Department of Information Engineering and Mathematics, University of Siena, Siena, Italy.
Sci Rep. 2021 Sep 16;11(1):18487. doi: 10.1038/s41598-021-97876-2.
It is likely that when using an artificially augmented hand with six fingers, the natural five plus a robotic one, corticospinal motor synergies controlling grasping actions might be different. However, no direct neurophysiological evidence for this reasonable assumption is available yet. We used transcranial magnetic stimulation of the primary motor cortex to directly address this issue during motor imagery of objects' grasping actions performed with or without the Soft Sixth Finger (SSF). The SSF is a wearable robotic additional thumb patented for helping patients with hand paresis and inherent loss of thumb opposition abilities. To this aim, we capitalized from the solid notion that neural circuits and mechanisms underlying motor imagery overlap those of physiological voluntary actions. After a few minutes of training, healthy humans wearing the SSF rapidly reshaped the pattern of corticospinal outputs towards forearm and hand muscles governing imagined grasping actions of different objects, suggesting the possibility that the extra finger might rapidly be encoded into the user's body schema, which is integral part of the frontal-parietal grasping network. Such neural signatures might explain how the motor system of human beings is open to very quickly welcoming emerging augmentative bioartificial corticospinal grasping strategies. Such an ability might represent the functional substrate of a final common pathway the brain might count on towards new interactions with the surrounding objects within the peripersonal space.
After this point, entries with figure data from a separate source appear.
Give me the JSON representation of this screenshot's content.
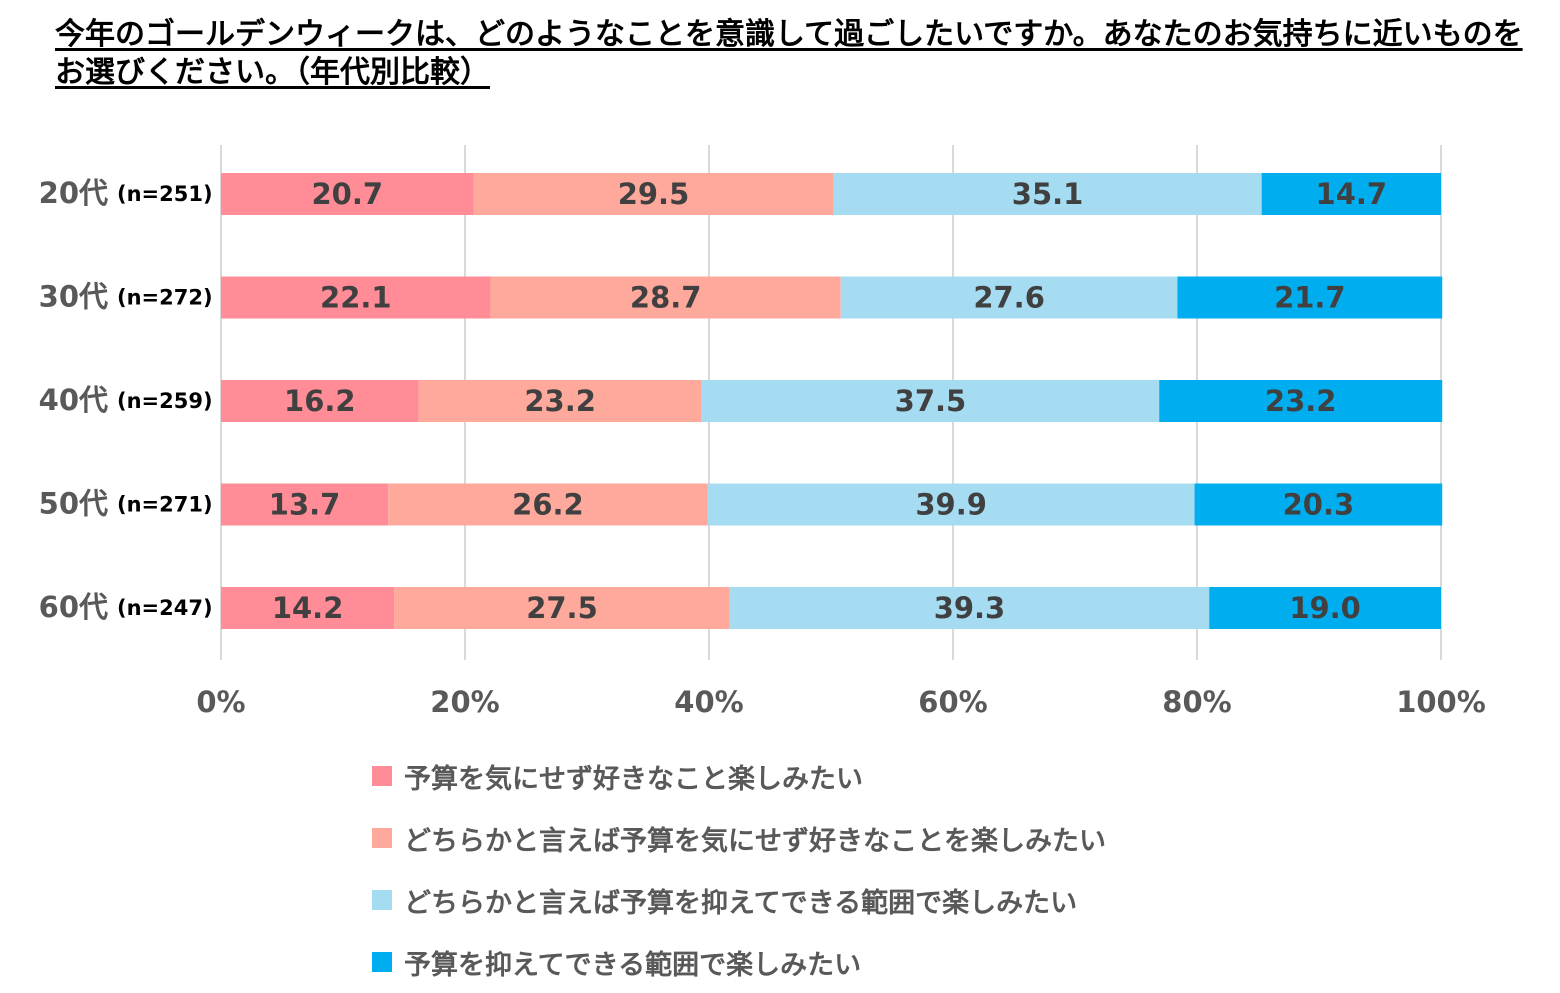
{
  "title": "今年のゴールデンウィークは、どのようなことを意識して過ごしたいですか。あなたのお気持ちに近いものをお選びください。（年代別比較）",
  "chart_data": {
    "type": "bar",
    "orientation": "horizontal",
    "stacked": true,
    "title": "今年のゴールデンウィークは、どのようなことを意識して過ごしたいですか。あなたのお気持ちに近いものをお選びください。（年代別比較）",
    "categories": [
      "20代",
      "30代",
      "40代",
      "50代",
      "60代"
    ],
    "sample_sizes": [
      "(n=251)",
      "(n=272)",
      "(n=259)",
      "(n=271)",
      "(n=247)"
    ],
    "series": [
      {
        "name": "予算を気にせず好きなこと楽しみたい",
        "color": "#ff8c96",
        "values": [
          20.7,
          22.1,
          16.2,
          13.7,
          14.2
        ]
      },
      {
        "name": "どちらかと言えば予算を気にせず好きなことを楽しみたい",
        "color": "#ffa99d",
        "values": [
          29.5,
          28.7,
          23.2,
          26.2,
          27.5
        ]
      },
      {
        "name": "どちらかと言えば予算を抑えてできる範囲で楽しみたい",
        "color": "#a5dcf2",
        "values": [
          35.1,
          27.6,
          37.5,
          39.9,
          39.3
        ]
      },
      {
        "name": "予算を抑えてできる範囲で楽しみたい",
        "color": "#00aeef",
        "values": [
          14.7,
          21.7,
          23.2,
          20.3,
          19.0
        ]
      }
    ],
    "xlim": [
      0,
      100
    ],
    "xticks": [
      "0%",
      "20%",
      "40%",
      "60%",
      "80%",
      "100%"
    ],
    "grid": true,
    "legend_position": "bottom",
    "xlabel": "",
    "ylabel": ""
  }
}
Findings provide a neurophysiological framework for implementing augmentative robotic tools in humans and for the exploitation of the SSF in conceptually new rehabilitation settings.
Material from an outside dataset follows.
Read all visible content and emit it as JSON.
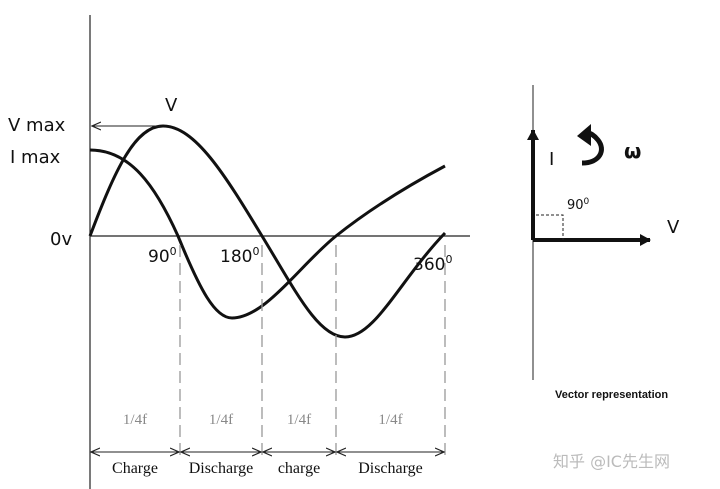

当使用具有六根手指的人工增强手时,可能会出现控制抓握动作的皮质脊髓运动协同作用不同的情况。然而,目前还没有直接的神经生理学证据支持这一合理假设。我们使用经颅磁刺激初级运动皮层,在使用或不使用软第六指(Soft Sixth Finger,SSF)进行物体抓握动作的运动想象期间,直接解决这个问题。SSF 是一种可穿戴的机器人附加拇指,专门为帮助手部瘫痪和拇指对掌能力丧失的患者而设计。为此,我们基于一个坚实的概念,即运动想象的神经回路和机制与生理自愿动作的神经回路和机制重叠。经过几分钟的训练,佩戴 SSF 的健康人迅速重塑了控制前臂和手部肌肉的皮质脊髓输出模式,这些肌肉负责想象不同物体的抓握动作,这表明额外的手指可能会迅速被编码到用户的身体图式中,身体图式是额顶抓握网络的组成部分。这些神经特征可能解释了人类运动系统如何能够快速接受新兴的增强生物人工皮质脊髓抓握策略。这种能力可能代表了大脑在与周围物体进行新的互动时所依赖的最终共同途径的功能基础,这些互动发生在个人空间内。研究结果为在人类中实施增强型机器人工具以及在新概念的康复环境中利用 SSF 提供了神经生理学框架。